An earlier Deloitte report about finance in 2025 predicted that finance would go real-time, producing actuals and forecasts on-demand, and essentially get rid of the close cycle. This year, Deloitte conducted a follow-up study on their initial report. The financial cycle predictions were given a “lagging” rating by the global consulting firm. “The close, as we know it, isn’t disappearing anytime soon.”
But if CFOs have been promising big results in terms of real-time reporting, they aren’t going to stop pursuing that target. They want to be able to look at their phone, get the information they need to make decisions in a matter of seconds, and move to the next priority.
Enhancing financial planning and analysis (FP&A) is critical in today’s business environment. Finance teams must provide real-time financial insights and support business leaders in making informed decisions. This involves developing and implementing comprehensive financial plans, managing budgets, and analyzing financial performance.
Leveraging data analytics and other advanced technologies is essential for improving FP&A. These tools enable finance teams to conduct scenario planning, manage risks, and develop actionable insights and recommendations. By providing business leaders with the information they need to make strategic decisions, finance teams play a crucial role in driving the organization’s success. Enhancing FP&A not only supports better decision-making but also helps finance teams anticipate and respond to economic uncertainties, ensuring the organization remains resilient and competitive.
In an August poll of 144 U.S.-based CFOs, 49% of leaders said they expected business conditions to improve over the next 12 months. This is a slight increase from the 44% of CFOs who shared this expectation when asked in Q2. Despite a boost in the CFO Confidence Index, which is currently sitting at 6.5 on a 10-point scale, many CFOs are concerned about the impact of the presidential election and a potential recession.

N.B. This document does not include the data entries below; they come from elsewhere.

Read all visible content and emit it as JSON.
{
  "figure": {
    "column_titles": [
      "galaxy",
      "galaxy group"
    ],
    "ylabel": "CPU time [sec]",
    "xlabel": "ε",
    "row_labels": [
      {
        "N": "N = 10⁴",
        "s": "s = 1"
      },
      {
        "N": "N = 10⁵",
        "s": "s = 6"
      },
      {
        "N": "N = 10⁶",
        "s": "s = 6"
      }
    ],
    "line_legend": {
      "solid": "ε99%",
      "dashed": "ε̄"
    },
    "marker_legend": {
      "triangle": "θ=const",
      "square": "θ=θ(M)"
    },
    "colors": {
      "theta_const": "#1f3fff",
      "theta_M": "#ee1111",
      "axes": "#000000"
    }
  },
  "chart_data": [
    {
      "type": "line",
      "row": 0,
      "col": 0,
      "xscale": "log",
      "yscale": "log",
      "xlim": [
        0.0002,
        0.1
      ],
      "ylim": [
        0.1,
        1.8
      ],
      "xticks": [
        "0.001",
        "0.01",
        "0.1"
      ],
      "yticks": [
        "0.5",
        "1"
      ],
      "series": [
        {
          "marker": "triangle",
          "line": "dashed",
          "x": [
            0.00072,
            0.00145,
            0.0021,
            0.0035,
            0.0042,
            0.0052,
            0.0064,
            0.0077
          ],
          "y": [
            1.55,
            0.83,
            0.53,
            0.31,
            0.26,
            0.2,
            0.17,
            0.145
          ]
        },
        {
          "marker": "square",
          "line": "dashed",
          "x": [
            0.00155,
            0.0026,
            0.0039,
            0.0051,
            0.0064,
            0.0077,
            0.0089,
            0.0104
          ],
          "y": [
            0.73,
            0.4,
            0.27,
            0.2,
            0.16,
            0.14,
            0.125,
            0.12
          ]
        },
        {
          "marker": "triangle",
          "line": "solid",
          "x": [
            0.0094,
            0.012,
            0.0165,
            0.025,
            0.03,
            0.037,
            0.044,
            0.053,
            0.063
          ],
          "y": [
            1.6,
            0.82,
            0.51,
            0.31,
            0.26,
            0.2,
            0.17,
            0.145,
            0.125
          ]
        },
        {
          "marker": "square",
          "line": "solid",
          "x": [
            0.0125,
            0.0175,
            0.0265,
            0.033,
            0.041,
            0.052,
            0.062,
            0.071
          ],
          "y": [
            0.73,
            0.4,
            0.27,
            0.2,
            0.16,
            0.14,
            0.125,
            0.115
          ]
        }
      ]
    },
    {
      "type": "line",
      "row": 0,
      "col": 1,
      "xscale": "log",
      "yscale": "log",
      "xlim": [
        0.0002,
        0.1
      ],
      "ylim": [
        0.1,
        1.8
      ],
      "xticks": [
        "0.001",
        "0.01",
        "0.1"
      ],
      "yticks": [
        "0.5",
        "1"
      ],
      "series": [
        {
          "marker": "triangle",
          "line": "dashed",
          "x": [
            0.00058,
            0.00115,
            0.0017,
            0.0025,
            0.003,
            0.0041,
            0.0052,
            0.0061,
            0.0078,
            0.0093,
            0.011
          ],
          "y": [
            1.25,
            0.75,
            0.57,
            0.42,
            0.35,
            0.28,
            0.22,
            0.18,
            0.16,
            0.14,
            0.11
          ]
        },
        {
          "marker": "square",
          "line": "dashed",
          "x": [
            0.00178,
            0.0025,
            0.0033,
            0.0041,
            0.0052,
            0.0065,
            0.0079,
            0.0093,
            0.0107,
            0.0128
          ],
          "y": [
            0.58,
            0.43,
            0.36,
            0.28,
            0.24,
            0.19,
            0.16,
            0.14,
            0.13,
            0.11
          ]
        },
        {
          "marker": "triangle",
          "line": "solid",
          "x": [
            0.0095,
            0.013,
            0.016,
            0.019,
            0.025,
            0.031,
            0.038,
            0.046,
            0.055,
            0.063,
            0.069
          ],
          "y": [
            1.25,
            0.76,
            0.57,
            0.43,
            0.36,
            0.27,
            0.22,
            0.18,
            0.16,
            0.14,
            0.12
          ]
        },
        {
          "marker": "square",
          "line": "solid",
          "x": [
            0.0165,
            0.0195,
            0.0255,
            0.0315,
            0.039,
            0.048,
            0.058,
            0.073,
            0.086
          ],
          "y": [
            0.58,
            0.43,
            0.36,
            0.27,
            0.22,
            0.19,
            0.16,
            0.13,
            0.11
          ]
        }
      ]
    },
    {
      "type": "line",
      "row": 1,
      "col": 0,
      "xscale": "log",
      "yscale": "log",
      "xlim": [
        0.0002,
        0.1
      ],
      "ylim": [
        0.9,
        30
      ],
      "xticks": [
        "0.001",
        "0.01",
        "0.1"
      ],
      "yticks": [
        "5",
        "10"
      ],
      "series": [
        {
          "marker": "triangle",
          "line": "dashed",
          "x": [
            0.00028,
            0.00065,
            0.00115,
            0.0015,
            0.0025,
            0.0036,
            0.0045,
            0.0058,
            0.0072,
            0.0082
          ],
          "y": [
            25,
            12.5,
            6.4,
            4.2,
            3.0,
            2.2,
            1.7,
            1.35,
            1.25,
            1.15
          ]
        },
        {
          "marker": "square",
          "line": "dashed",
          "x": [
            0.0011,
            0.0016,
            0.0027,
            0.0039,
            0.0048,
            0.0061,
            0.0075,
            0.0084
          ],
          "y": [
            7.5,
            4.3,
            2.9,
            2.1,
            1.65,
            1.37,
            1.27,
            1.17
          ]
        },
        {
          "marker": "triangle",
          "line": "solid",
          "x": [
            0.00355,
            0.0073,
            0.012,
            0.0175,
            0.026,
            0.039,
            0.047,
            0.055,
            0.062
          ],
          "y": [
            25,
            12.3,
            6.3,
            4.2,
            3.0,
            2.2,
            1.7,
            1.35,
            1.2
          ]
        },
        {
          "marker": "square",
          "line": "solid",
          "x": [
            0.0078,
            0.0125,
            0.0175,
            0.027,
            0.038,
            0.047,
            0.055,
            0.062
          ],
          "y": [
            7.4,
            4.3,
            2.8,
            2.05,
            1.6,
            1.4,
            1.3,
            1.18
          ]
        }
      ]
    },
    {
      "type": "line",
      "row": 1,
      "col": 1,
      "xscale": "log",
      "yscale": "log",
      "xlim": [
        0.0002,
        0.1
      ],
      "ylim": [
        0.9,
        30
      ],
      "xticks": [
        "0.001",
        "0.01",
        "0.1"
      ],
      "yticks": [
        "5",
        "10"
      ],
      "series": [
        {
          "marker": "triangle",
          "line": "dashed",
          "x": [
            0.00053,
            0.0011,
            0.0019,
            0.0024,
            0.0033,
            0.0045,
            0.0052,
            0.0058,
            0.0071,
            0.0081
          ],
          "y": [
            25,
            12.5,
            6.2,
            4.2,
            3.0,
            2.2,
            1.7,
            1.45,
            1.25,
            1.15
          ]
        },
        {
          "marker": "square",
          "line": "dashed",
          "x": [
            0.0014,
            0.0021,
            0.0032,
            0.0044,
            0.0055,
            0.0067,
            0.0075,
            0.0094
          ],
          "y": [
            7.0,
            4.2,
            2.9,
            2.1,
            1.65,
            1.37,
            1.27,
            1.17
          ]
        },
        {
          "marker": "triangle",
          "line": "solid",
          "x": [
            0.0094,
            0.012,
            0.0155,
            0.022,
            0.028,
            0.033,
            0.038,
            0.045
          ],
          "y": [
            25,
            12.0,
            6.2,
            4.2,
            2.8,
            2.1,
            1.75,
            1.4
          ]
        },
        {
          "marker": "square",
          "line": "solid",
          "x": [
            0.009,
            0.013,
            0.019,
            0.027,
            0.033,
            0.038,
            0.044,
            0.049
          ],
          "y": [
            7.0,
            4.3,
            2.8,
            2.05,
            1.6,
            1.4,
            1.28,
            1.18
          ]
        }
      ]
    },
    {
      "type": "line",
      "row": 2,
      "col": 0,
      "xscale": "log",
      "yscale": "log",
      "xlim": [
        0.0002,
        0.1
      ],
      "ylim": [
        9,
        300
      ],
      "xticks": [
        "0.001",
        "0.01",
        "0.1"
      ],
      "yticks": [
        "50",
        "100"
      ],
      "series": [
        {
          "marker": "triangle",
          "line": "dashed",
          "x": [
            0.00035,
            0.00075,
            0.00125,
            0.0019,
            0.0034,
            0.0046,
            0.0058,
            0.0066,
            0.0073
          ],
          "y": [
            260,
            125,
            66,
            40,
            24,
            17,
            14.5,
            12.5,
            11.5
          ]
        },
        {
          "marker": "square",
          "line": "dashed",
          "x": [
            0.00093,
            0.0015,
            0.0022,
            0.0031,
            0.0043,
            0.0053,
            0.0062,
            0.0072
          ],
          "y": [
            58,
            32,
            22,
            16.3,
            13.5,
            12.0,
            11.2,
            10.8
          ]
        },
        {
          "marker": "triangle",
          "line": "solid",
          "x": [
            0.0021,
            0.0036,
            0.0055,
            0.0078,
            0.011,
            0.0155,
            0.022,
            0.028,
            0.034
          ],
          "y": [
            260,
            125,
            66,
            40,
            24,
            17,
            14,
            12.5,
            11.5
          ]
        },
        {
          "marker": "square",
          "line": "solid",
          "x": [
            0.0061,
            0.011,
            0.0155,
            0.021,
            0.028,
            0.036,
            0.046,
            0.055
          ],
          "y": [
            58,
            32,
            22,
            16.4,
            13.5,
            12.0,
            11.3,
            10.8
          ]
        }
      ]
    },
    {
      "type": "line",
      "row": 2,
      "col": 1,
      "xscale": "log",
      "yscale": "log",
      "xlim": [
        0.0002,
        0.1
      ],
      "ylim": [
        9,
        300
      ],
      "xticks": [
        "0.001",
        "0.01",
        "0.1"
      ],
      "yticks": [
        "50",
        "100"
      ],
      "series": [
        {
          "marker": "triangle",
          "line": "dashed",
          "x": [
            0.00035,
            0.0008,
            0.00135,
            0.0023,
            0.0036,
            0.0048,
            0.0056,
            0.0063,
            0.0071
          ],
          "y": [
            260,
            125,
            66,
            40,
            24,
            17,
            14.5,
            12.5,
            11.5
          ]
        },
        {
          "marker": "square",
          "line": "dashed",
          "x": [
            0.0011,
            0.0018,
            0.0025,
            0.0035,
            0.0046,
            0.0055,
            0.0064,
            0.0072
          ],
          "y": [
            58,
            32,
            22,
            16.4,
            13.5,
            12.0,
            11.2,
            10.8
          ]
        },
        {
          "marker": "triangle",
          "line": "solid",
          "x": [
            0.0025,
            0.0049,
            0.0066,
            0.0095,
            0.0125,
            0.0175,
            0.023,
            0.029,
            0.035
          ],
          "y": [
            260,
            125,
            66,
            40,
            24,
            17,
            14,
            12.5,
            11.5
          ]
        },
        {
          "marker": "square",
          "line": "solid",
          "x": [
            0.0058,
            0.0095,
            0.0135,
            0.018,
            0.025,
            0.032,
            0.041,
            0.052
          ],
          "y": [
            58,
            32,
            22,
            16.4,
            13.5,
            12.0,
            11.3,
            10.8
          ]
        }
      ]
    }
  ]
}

Sure, September brought good news in terms of interest rate cuts, but that doesn’t seem to be enough to convince finance leaders that the global economy is in a state of growth. In total, 55% of those surveyed expect a recession in the near term, with 8% expecting it to be a severe recession.
On a broader scale, finance leaders around the world are facing ever-changing dynamics, such as increasing tensions in the Middle East, supply chain disruptions, and complex outsourcing dynamics. CFOs are prioritizing risk management to enhance financial flexibility and resilience amidst these economic uncertainties. With so much up in the air, it’s hard to know how the cards will fall, but that’s always been the case for those in finance. This isn’t a new challenge; it’s simply one that never looks the same as it did yesterday.
2025 is a benchmark year for finance leaders; it’s a time when they’ll be forced to reckon with targets that weren’t achieved or promises that weren’t kept, but also an opportunity to celebrate transformational wins within the organization. Like any time of reflection, it’ll also be a time to plan for the next 5, 10, and even 15 years.
What does finance look like in 2030? Will real-time reporting be the norm? Will AI have solidified its role in finance organizations? How will finance professionals evolve from now until then? It’s really up to the CFOs, their teams, and their business partners to decide, but that journey too will be filled with challenges.
For now, finance leaders should aim to finish 2025 strong. They need to focus on reaching as many organizational goals as possible, incorporating employees into the decision-making process, and being honest with ROI measurements. Enhancing their finance functions to adapt to future challenges, such as automation and strategic management, will be crucial. It’s no easy task but creating the future of finance never has been.